佐藤先生が私にとって「先生」としての存在だけでなくなったのは、ほんの一ヶ月前。

 電飾や店の電灯で賑やかな暗い夜道を、一人で歩いていた。


 向かった先は会員制のリゾートホテル。門をくぐるだけでも予約者の名前が必要となり、私は母の名前を伝え、制服姿でも不審に思われることなくホテルの人に案内された。宿泊ではないから勿論入り口までで、そこからは一人。夕御飯時のこの時間、ラウンジに人は少なく目で数えられるくらいの人数しかいない。とても静かで、落ち着いている。クラシックの音楽が、心地よく耳に入る。

 セキュリティーが高い来慣れたこのホテル内を、一人で歩くことは何の恐怖も感じないどころかむしろ、自分が特別な存在になっているかのような錯覚に陥り、いつもより気が高くなる。



 ――せっかくならイタリアンにしてくれたら良かったのに、なんでバイキングにしたのよ、お母さんは。



 和食、中華、フランス料理、イタリアン。どこも小さな子供は個室を除いて空間に足を踏み入れられないが、唯一バイキングは例外だ。その規則のお陰で非常に騒々しい空間を想像する。バイキングには時間制限もあるから、こうして着替えもせずに急いで来る羽目になっていることに、母は気付いているだろうか。

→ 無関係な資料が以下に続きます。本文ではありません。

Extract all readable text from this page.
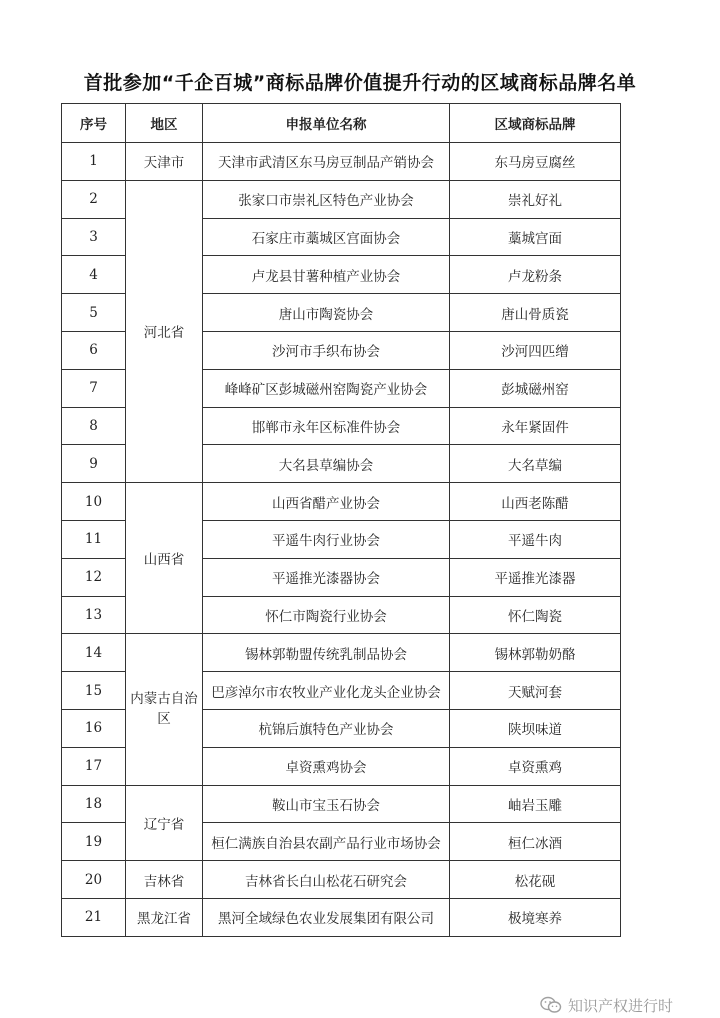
首批参加“千企百城”商标品牌价值提升行动的区域商标品牌名单
序号	地区	申报单位名称	区域商标品牌
1	天津市	天津市武清区东马房豆制品产销协会	东马房豆腐丝
2	河北省	张家口市崇礼区特色产业协会	崇礼好礼
3		石家庄市藁城区宫面协会	藁城宫面
4		卢龙县甘薯种植产业协会	卢龙粉条
5		唐山市陶瓷协会	唐山骨质瓷
6		沙河市手织布协会	沙河四匹缯
7		峰峰矿区彭城磁州窑陶瓷产业协会	彭城磁州窑
8		邯郸市永年区标准件协会	永年紧固件
9		大名县草编协会	大名草编
10	山西省	山西省醋产业协会	山西老陈醋
11		平遥牛肉行业协会	平遥牛肉
12		平遥推光漆器协会	平遥推光漆器
13		怀仁市陶瓷行业协会	怀仁陶瓷
14	内蒙古自治区	锡林郭勒盟传统乳制品协会	锡林郭勒奶酪
15		巴彦淖尔市农牧业产业化龙头企业协会	天赋河套
16		杭锦后旗特色产业协会	陕坝味道
17		卓资熏鸡协会	卓资熏鸡
18	辽宁省	鞍山市宝玉石协会	岫岩玉雕
19		桓仁满族自治县农副产品行业市场协会	桓仁冰酒
20	吉林省	吉林省长白山松花石研究会	松花砚
21	黑龙江省	黑河全域绿色农业发展集团有限公司	极境寒养
知识产权进行时
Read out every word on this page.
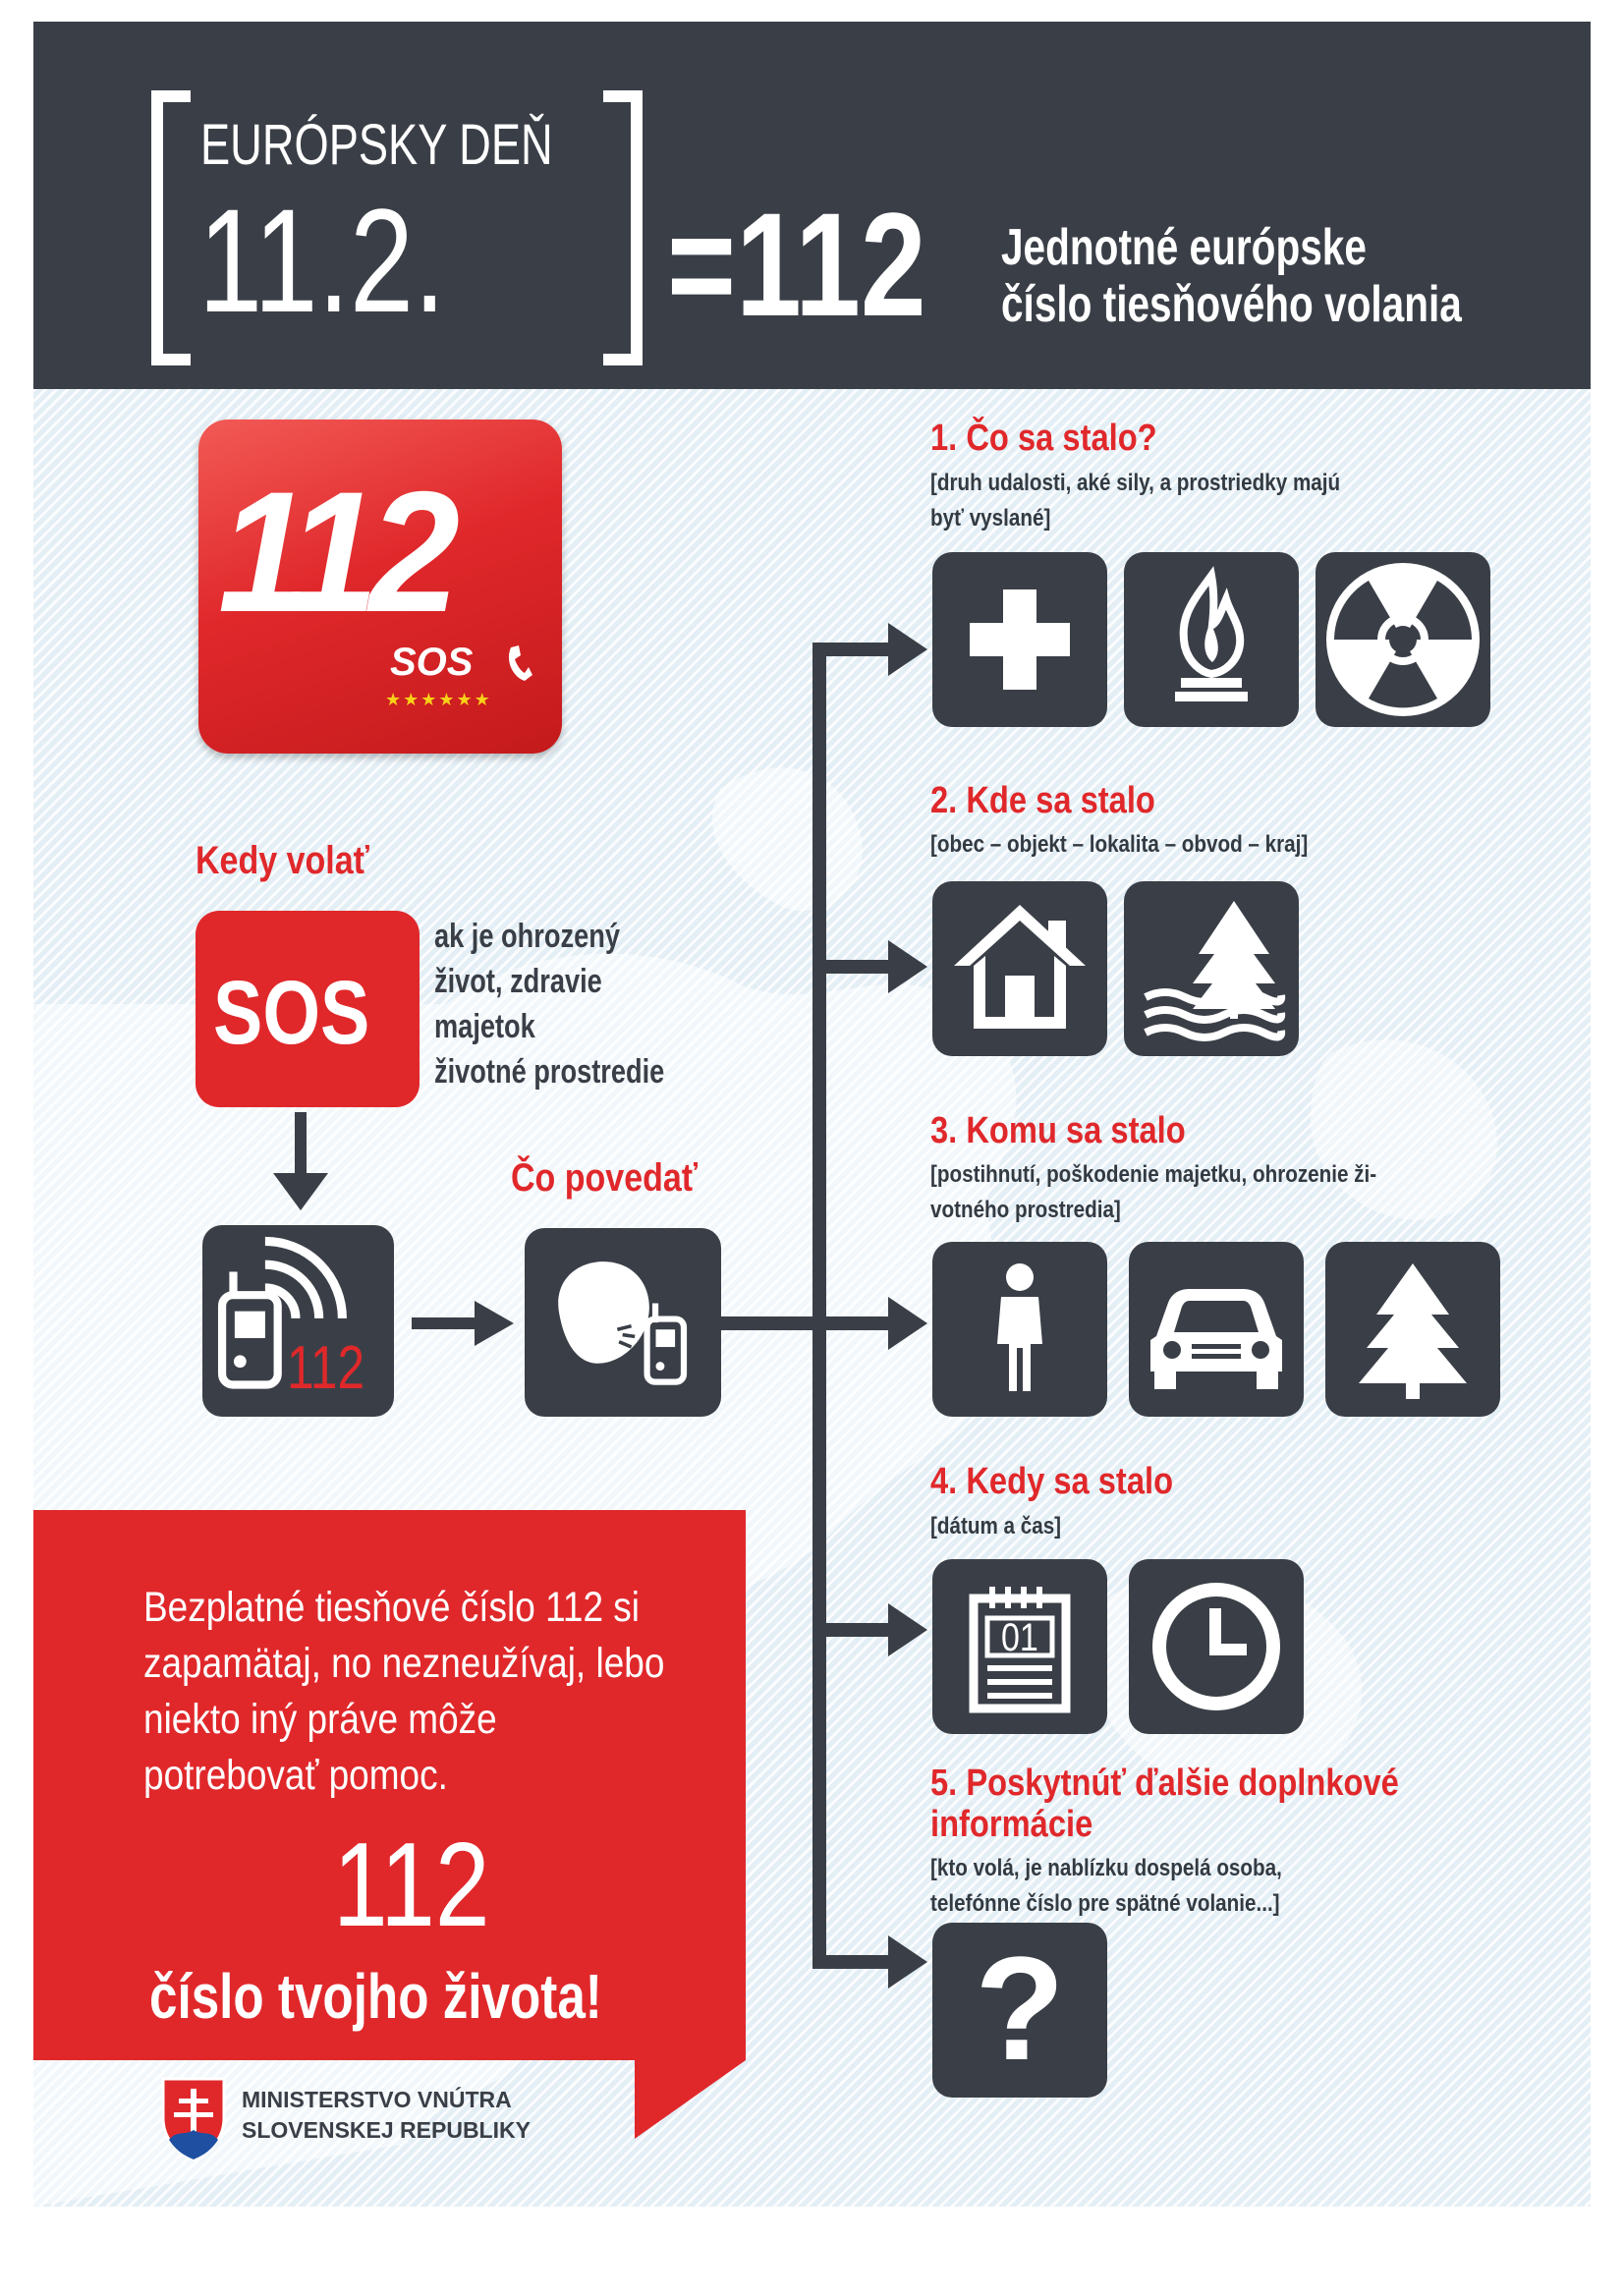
EURÓPSKY DEŇ
11.2. =112 Jednotné európske
číslo tiesňového volania
112
SOS
★★★★★★
Kedy volať
SOS
ak je ohrozený
život, zdravie
majetok
životné prostredie
112
Čo povedať
1. Čo sa stalo?
[druh udalosti, aké sily, a prostriedky majú
byť vyslané]
2. Kde sa stalo
[obec – objekt – lokalita – obvod – kraj]
3. Komu sa stalo
[postihnutí, poškodenie majetku, ohrozenie ži-
votného prostredia]
4. Kedy sa stalo
[dátum a čas]
01
5. Poskytnúť ďalšie doplnkové
informácie
[kto volá, je nablízku dospelá osoba,
telefónne číslo pre spätné volanie...]
?
Bezplatné tiesňové číslo 112 si
zapamätaj, no nezneužívaj, lebo
niekto iný práve môže
potrebovať pomoc.
112
číslo tvojho života!
MINISTERSTVO VNÚTRA
SLOVENSKEJ REPUBLIKY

 ――のんびり食べてるからゆっくりおいでって……そんなことしたら、私が急いで食べなきゃいけないことになるじゃない。



 急いで来るのと、急いで食べるのなら、前者を選択する。のんびり来て、のんびり食べたいという願望を現実にすれば、時間制限により後々お腹が後悔することになる。大食いとまではいかなくても、私はクラスの女子高生並には食べる方だ。

 少し早足で向かい、ホテルの人に名前を伝え、席まで案内してもらった。

 母の姿が見えたとき、少しの違和感を感じた。


「あっ、来た! 旭ちゃーん!」


 叫んではいけません。騒がしくしてはいけません。

 幸い賑やかなバイキング空間で目立ってはいないものの、周囲の人達はやはり私と母を注目している。

 母を叱りたい衝動に駆られたけれど、あともう少しだけ我慢する。文句は席で、小さな声で、その方が目立たず恥ずかしくない。


 椅子を引いてもらい席につくと、飲み物のメニューを受け取った。軽く目を通して、ノンアルコールのカクテルを頼む。

 周囲に人は沢山いるも、そこから先は母と私のみの空間。夕食にバイキングを選んだことは、ここしか空いていなかった可能性を考えて何も聞かないにしても、大声に関しては一言言いたい。だけどそれ以上に、先程から目に見えている違和感を私は知りたかった。


「――で、誰を私に会わせようとしているの?」


 二人で来たグループが、四人席に案内されることは珍しい。母の荷物もそんなに数は多くなく、荷物置きに納まる程度で椅子を使わなければならないことはない。案内されたとしても、あらかじめテーブルの上、各席の前に並んでいる飾りは下げられるし、その後ナイフやフォーク、お皿が持って来られることはない。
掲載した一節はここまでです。